Cuando la lucha por la Torre del Sumo Sacerdote haya terminado con nuestra victoria, estos caballeros estarán descansados, listos para emprender el vuelo y tomar el poder en los puntos estratégicos claves del continente de Ansalon. Tus caballeros no estarán solos. He alertado a otros leales a nuestra causa: ogros, draconianos, minotauros, goblins. En este mismo momento, combaten como aliados con las fuerzas del Bien; pero, cuando esto termine, se unirán a tu ejército, para completar la conquista.

—Como ordenéis, majestad —repuso Ariakan. Volvió a mirar por la ventana, hacia la antinatural oscuridad—. Pero primero tenemos que defender la Torre del Sumo Sacerdote contra el enemigo. ¿Podéis decirme algo sobre este adversario, majestad? ¿Qué es?

—Son seres de sombras, criaturas creadas con la esencia de Caos. No tienen forma ni consistencia. Mirarlos es hundirse en el olvido. Cuando atacan, asumen la forma de su oponente, exacta en cada detalle. Cuando hablan, sus palabras son de desesperación y desaliento, privando a sus enemigos del deseo de luchar. Si tocan a un ser mortal, lo reducen a nada.

»
Y con la siguiente oleada vendrán demonios guerreros. Estos son criaturas tan frías como la vasta y vacía oscuridad del espacio. Si una espada los golpea se rompe en pedazos, como si fuera de cristal. Si un hombre los toca con la mano, ésta se quedará entumecida, muerta, y jamás volverá a recobrar el calor.

»
Entre estas tropas están los dragones de fuego, que tienen garras llameantes y el aliento tóxico y sulfúreo. Éstos son los enemigos a los que os enfrentaréis, los enemigos a los que debéis derrotar.

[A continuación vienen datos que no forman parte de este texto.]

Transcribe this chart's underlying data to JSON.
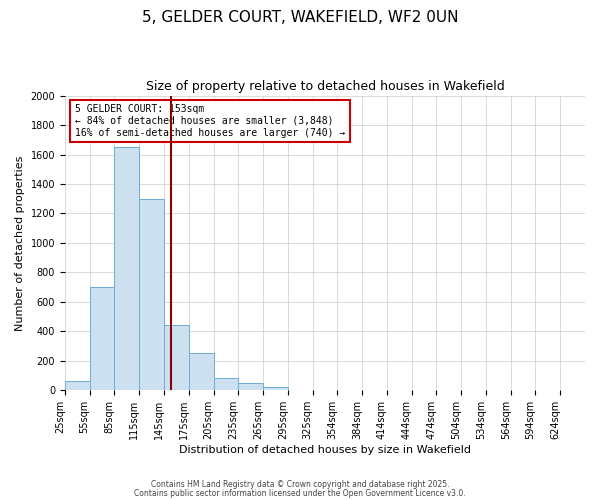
{
  "title": "5, GELDER COURT, WAKEFIELD, WF2 0UN",
  "subtitle": "Size of property relative to detached houses in Wakefield",
  "xlabel": "Distribution of detached houses by size in Wakefield",
  "ylabel": "Number of detached properties",
  "bar_vals": [
    65,
    700,
    1650,
    1300,
    440,
    250,
    85,
    50,
    25,
    0,
    0,
    0,
    0,
    0,
    0,
    0,
    0,
    0,
    0,
    0,
    0
  ],
  "categories": [
    "25sqm",
    "55sqm",
    "85sqm",
    "115sqm",
    "145sqm",
    "175sqm",
    "205sqm",
    "235sqm",
    "265sqm",
    "295sqm",
    "325sqm",
    "354sqm",
    "384sqm",
    "414sqm",
    "444sqm",
    "474sqm",
    "504sqm",
    "534sqm",
    "564sqm",
    "594sqm",
    "624sqm"
  ],
  "bar_color": "#cce0f0",
  "bar_edge_color": "#6aaed6",
  "vline_color": "#8b0000",
  "vline_x_idx": 4,
  "ylim": [
    0,
    2000
  ],
  "yticks": [
    0,
    200,
    400,
    600,
    800,
    1000,
    1200,
    1400,
    1600,
    1800,
    2000
  ],
  "annotation_title": "5 GELDER COURT: 153sqm",
  "annotation_line1": "← 84% of detached houses are smaller (3,848)",
  "annotation_line2": "16% of semi-detached houses are larger (740) →",
  "annotation_box_color": "#ffffff",
  "annotation_box_edge_color": "#cc0000",
  "footnote1": "Contains HM Land Registry data © Crown copyright and database right 2025.",
  "footnote2": "Contains public sector information licensed under the Open Government Licence v3.0.",
  "background_color": "#ffffff",
  "grid_color": "#cccccc",
  "title_fontsize": 11,
  "subtitle_fontsize": 9,
  "axis_label_fontsize": 8,
  "tick_fontsize": 7,
  "annot_fontsize": 7
}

—¿Cómo vamos a derrotar a semejantes criaturas, majestad? —preguntó Ariakan, con expresión sombría.

—Como son criaturas sin forma ni sustancia, nacidas de Caos, se las puede destruir con cualquier arma forjada que haya sido tocada por uno de los dioses. Todas las espadas de tus caballeros han recibido mi bendición. Estas armas matarán a los seres de sombras. Los caballeros tienen que evitar mirar a los ojos a estos seres; pero, al mismo tiempo, tienen que acercarse lo bastante a ellos para descargar el golpe. En cuanto a los demonios guerreros, un arma forjada deshará la magia, pero el golpe que descargue será el último, ya que el arma sera destruida, y dejará indefenso al caballero que la maneje.

—¿Y qué pasa con mis hechiceros? ¿Y con vuestros clérigos?

—Los conjuros de luz impedirán que los seres de sombras adopten la forma de su enemigo; los de fuego, los destruirán, pero los hechiceros tienen que ser capaces de cerrar sus mentes a las voces letales o serán exterminados. En cuanto a los clérigos, cualquier objeto sagrado que toque a un guerrero demonio lo arrojará al olvido, pero el objeto se perderá, sacrificado.